Henk Schouten • 88 - 2012 • Uitgave: 6
De woorden die Jakob aan Jozef wijdt zijn niet makkelijk te doorgronden, maar wel rijk aan zeggingskracht wanneer we de tijd nemen er rustig over na te denken. De vertaling is lastig, maar door de mogelijkheden misschien juist wel erg rijk.
‘Takken stijgen boven de muur uit’, wat moet je met een dergelijke profetie? We luisteren naar andere vertaalmogelijkheden. Het klinkt heel anders als we lezen ‘dochters schrijdt voort tegen de stier’. Een grammaticale fout, dochters (meervoud) schrijdt voort (enkelvoud). We denken aan Potifars vrouw, enkelvoud, zij blijft maar tegen Jozef aan schurken. Zij wil gemeenschap met hem. Jozef weigert en komt in de gevangenis. Vrij vertaald zouden we kunnen zeggen: ‘De dochters van Egypte schrijden voort op de muren om naar die mooie Semiet te kijken.’

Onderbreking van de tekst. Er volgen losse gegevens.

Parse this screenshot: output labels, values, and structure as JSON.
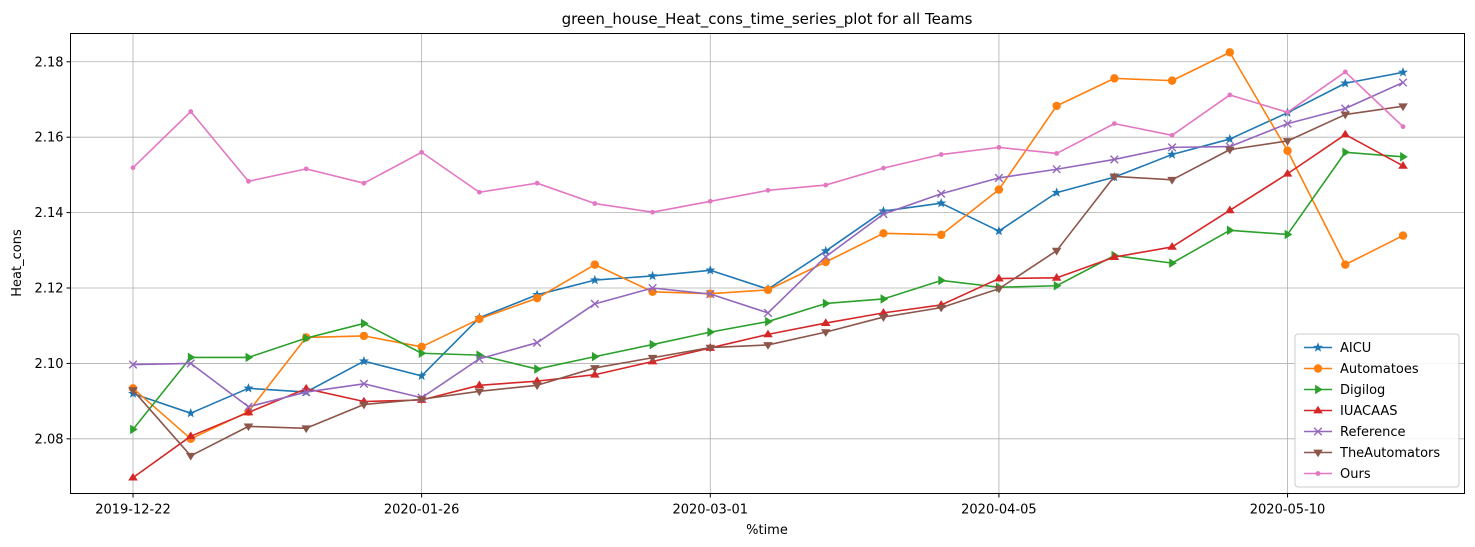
{
  "chart_data": {
    "type": "line",
    "title": "green_house_Heat_cons_time_series_plot for all Teams",
    "xlabel": "%time",
    "ylabel": "Heat_cons",
    "x": [
      "2019-12-22",
      "2019-12-29",
      "2020-01-05",
      "2020-01-12",
      "2020-01-19",
      "2020-01-26",
      "2020-02-02",
      "2020-02-09",
      "2020-02-16",
      "2020-02-23",
      "2020-03-01",
      "2020-03-08",
      "2020-03-15",
      "2020-03-22",
      "2020-03-29",
      "2020-04-05",
      "2020-04-12",
      "2020-04-19",
      "2020-04-26",
      "2020-05-03",
      "2020-05-10",
      "2020-05-17",
      "2020-05-24"
    ],
    "x_ticks": [
      "2019-12-22",
      "2020-01-26",
      "2020-03-01",
      "2020-04-05",
      "2020-05-10"
    ],
    "ylim": [
      2.0655,
      2.1875
    ],
    "y_ticks": [
      "2.08",
      "2.10",
      "2.12",
      "2.14",
      "2.16",
      "2.18"
    ],
    "y_tick_values": [
      2.08,
      2.1,
      2.12,
      2.14,
      2.16,
      2.18
    ],
    "grid": true,
    "legend_position": "bottom-right",
    "series": [
      {
        "name": "AICU",
        "color": "#1f77b4",
        "marker": "star",
        "values": [
          2.092,
          2.0868,
          2.0934,
          2.0924,
          2.1006,
          2.0967,
          2.1121,
          2.1182,
          2.1221,
          2.1232,
          2.1247,
          2.1197,
          2.1298,
          2.1404,
          2.1425,
          2.1351,
          2.1453,
          2.1494,
          2.1554,
          2.1595,
          2.1665,
          2.1743,
          2.1772
        ]
      },
      {
        "name": "Automatoes",
        "color": "#ff7f0e",
        "marker": "circle",
        "values": [
          2.0934,
          2.08,
          2.0872,
          2.1069,
          2.1073,
          2.1044,
          2.1118,
          2.1173,
          2.1262,
          2.119,
          2.1185,
          2.1195,
          2.1269,
          2.1345,
          2.1341,
          2.1461,
          2.1683,
          2.1756,
          2.175,
          2.1825,
          2.1564,
          2.1262,
          2.1339
        ]
      },
      {
        "name": "Digilog",
        "color": "#2ca02c",
        "marker": "triangle-right",
        "values": [
          2.0825,
          2.1016,
          2.1016,
          2.1067,
          2.1106,
          2.1027,
          2.1022,
          2.0985,
          2.1018,
          2.105,
          2.1083,
          2.1111,
          2.1159,
          2.1171,
          2.122,
          2.1202,
          2.1206,
          2.1286,
          2.1266,
          2.1353,
          2.1342,
          2.156,
          2.1548
        ]
      },
      {
        "name": "IUACAAS",
        "color": "#d62728",
        "marker": "triangle-up",
        "values": [
          2.0697,
          2.0807,
          2.087,
          2.0933,
          2.0899,
          2.0903,
          2.0942,
          2.0953,
          2.097,
          2.1005,
          2.1041,
          2.1077,
          2.1107,
          2.1134,
          2.1155,
          2.1225,
          2.1227,
          2.1282,
          2.1309,
          2.1406,
          2.1503,
          2.1607,
          2.1524
        ]
      },
      {
        "name": "Reference",
        "color": "#9467bd",
        "marker": "x",
        "values": [
          2.0997,
          2.1,
          2.0885,
          2.0924,
          2.0946,
          2.0909,
          2.1012,
          2.1055,
          2.1158,
          2.12,
          2.1184,
          2.1134,
          2.1283,
          2.1396,
          2.145,
          2.1492,
          2.1515,
          2.1541,
          2.1573,
          2.1575,
          2.1636,
          2.1676,
          2.1745
        ]
      },
      {
        "name": "TheAutomators",
        "color": "#8c564b",
        "marker": "triangle-down",
        "values": [
          2.0929,
          2.0755,
          2.0833,
          2.0828,
          2.0891,
          2.0905,
          2.0926,
          2.0942,
          2.0988,
          2.1015,
          2.1042,
          2.1049,
          2.1083,
          2.1123,
          2.1148,
          2.1198,
          2.1299,
          2.1496,
          2.1487,
          2.1567,
          2.159,
          2.166,
          2.1682
        ]
      },
      {
        "name": "Ours",
        "color": "#e377c2",
        "marker": "point",
        "values": [
          2.1519,
          2.1668,
          2.1483,
          2.1516,
          2.1478,
          2.156,
          2.1454,
          2.1478,
          2.1424,
          2.1401,
          2.143,
          2.1459,
          2.1473,
          2.1518,
          2.1554,
          2.1573,
          2.1557,
          2.1636,
          2.1605,
          2.1712,
          2.1666,
          2.1773,
          2.1628
        ]
      }
    ]
  }
}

Jozef wil Gods plan ten uitvoer brengen en blijft zichzelf, zowel in de man-vrouw relatie als in de man-man relatie. Hij is niet als Eva en niet als Kaïn en daarom zal eens de uittocht uit Egypte plaatsvinden. De midrasj durft zelfs zo te vertalen: ‘de twaalf dochters (stammen van Israël) schrijdt als één volk voort langs de watermuur van de Rode Zee.’ In het spoor van Jozef kan het volk bevrijdt worden, vrij worden. Het volk kan oprijzen uit de slavernij der volken om God te dienen.

Getergd
‘De boogschutters hebben hem getergd.’ We denken aan Jozefs broers en opnieuw aan de vrouw van Potifar, zelfs de vergeetachtigheid van de opperschenker moet schrijnend geweest zijn. De leerschool van het leven was een hele harde voor Jozef; zijn integriteit werd zwaar beproefd, door dit alles werd hij voorbereid om onderkoning van Egypte te worden. De kwaadsprekers (boogschutters, meesters van de pijlen, wie denkt niet aan de brandende pijlen van de boze, Efeziërs 6:16) die hem zoveel leed berokkend hadden krijgen hun zin niet. Psalm 64:3 zegt het zo: ‘die hun tong wetten als een zwaard, die hun pijl aanleggen (een bitter woord) om in het verborgene op de onschuldige te schieten.’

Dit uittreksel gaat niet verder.